Christian.aus-dem-Spring@uni-koeln.de, d.schomburg@uni-koeln.de
Institute of Biochemistry, University of Cologne, Germany

It is widely accepted that enzymes are adapted from pre-existing enzymes via gene modification rather than invented de novo [1]. This is routinely used in structure and function prediction to transfer information by homology. The underlying hypothesis is that function and structure can be transferred between similar sequences because they have been conserved over long periods of time.
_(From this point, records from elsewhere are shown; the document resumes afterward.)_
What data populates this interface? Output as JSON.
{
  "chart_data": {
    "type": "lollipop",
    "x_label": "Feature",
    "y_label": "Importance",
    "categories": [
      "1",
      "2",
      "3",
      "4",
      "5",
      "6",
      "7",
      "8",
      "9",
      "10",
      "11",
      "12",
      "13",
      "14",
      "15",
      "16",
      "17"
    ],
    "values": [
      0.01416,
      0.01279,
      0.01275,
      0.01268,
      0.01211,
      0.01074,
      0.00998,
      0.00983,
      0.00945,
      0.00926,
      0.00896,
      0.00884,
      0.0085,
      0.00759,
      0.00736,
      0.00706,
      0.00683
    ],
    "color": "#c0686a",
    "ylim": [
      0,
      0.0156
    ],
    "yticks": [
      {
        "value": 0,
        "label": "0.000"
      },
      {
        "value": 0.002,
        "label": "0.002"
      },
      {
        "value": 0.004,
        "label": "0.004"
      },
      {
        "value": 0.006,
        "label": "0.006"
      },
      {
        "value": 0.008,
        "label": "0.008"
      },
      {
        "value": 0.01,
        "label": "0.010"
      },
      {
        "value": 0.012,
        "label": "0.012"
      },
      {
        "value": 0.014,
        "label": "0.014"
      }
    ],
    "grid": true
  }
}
This assumption can be confirmed in the case of protein structures but in the case of protein function it is far less justified [2,3]. Previous studies have shown that groups of divergently related enzymes exist whose members seem to catalyze different overall reactions using the functional classification defined by the International Enzyme Commission (EC) as reference [4]. Nevertheless there is considerable evidence that nature has used common binding sites and common mechanistic features to catalyze the analogous reactions with different substrates, and, further, has used common mechanistic features to catalyze different reactions [5]. Therefore the relationship between sequence and reaction was investigated.
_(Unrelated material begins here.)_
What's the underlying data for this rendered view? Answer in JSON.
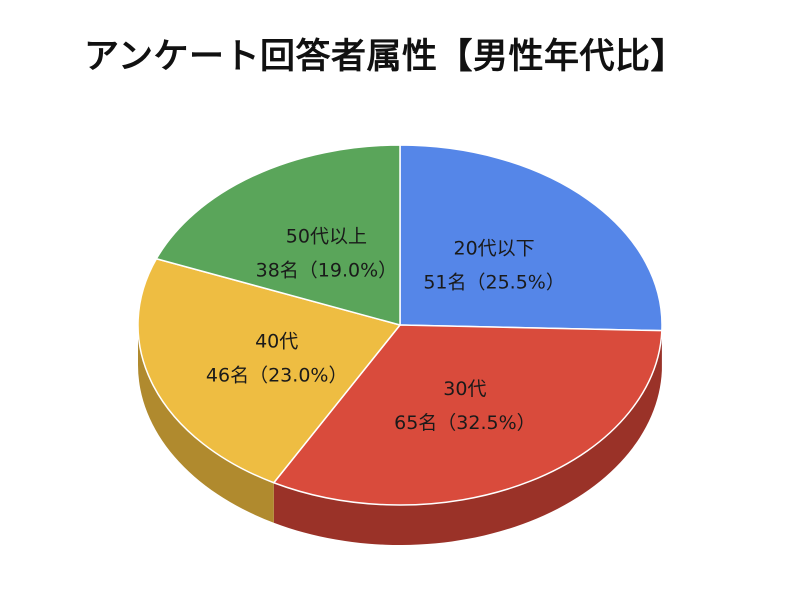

We analyzed all 32,945 enzyme sequences labeled with any EC class in recent releases of SWISS-PROT and TrEMBL, evaluating all 1,703 occuring EC classes. An all-vs-all comparison was performed using the standard pairwise alignment method of BLAST. The determined sequence similarities were then used to group the sequences into clusters of related enzymes using the complete linkage clustering method. This method is known to produce very tight clusters because sequences are only added to an existing cluster when they show similarity to all sequences already part of the cluster. This avoids miss-linkage through multi-domain proteins. The resulting classification splits the enzyme space into well defined groups of enzymes, which are closely related to natural groups of biological families. Different indices of validity were applied to access the quality of our classification. A comparison to the classification of the EC systems shows that about 20% of all cluster contain enzymes which are assigned to different EC classes. Examples were analyzed with the result that those divergently related enzymes whose members catalyze different reactions still share a common partial reaction, intermediate, or transition state.
[1] Jensen, R.A. (1976), Enzyme recruitment in evolution of new function, Annu Rev Microbiol. 30:409-25.
[2] Chothia, C., Lesk, A. (1986), The relation between the divergence of sequence and structure in proteins, EMBO J. 5(4):823-6.
[3] Karp, P.D. (1998), What we do not know about sequence analysis and sequence databases,Bioinformatics. 14(9):753-4
[4] Shah, I., Hunter, L. (1997), Predicting enzyme function from sequence: a systematic appraisal, Proc Int Conf Intell Syst Mol Biol.5:276-83.
[5] Babbitt, P.C., Gerlt, J.A. (1997), Understanding enzyme superfamilies. Chemistry As the fundamental determinant in the evolution of new catalytic activities. J Biol Chem. 5;272(49):30591-4.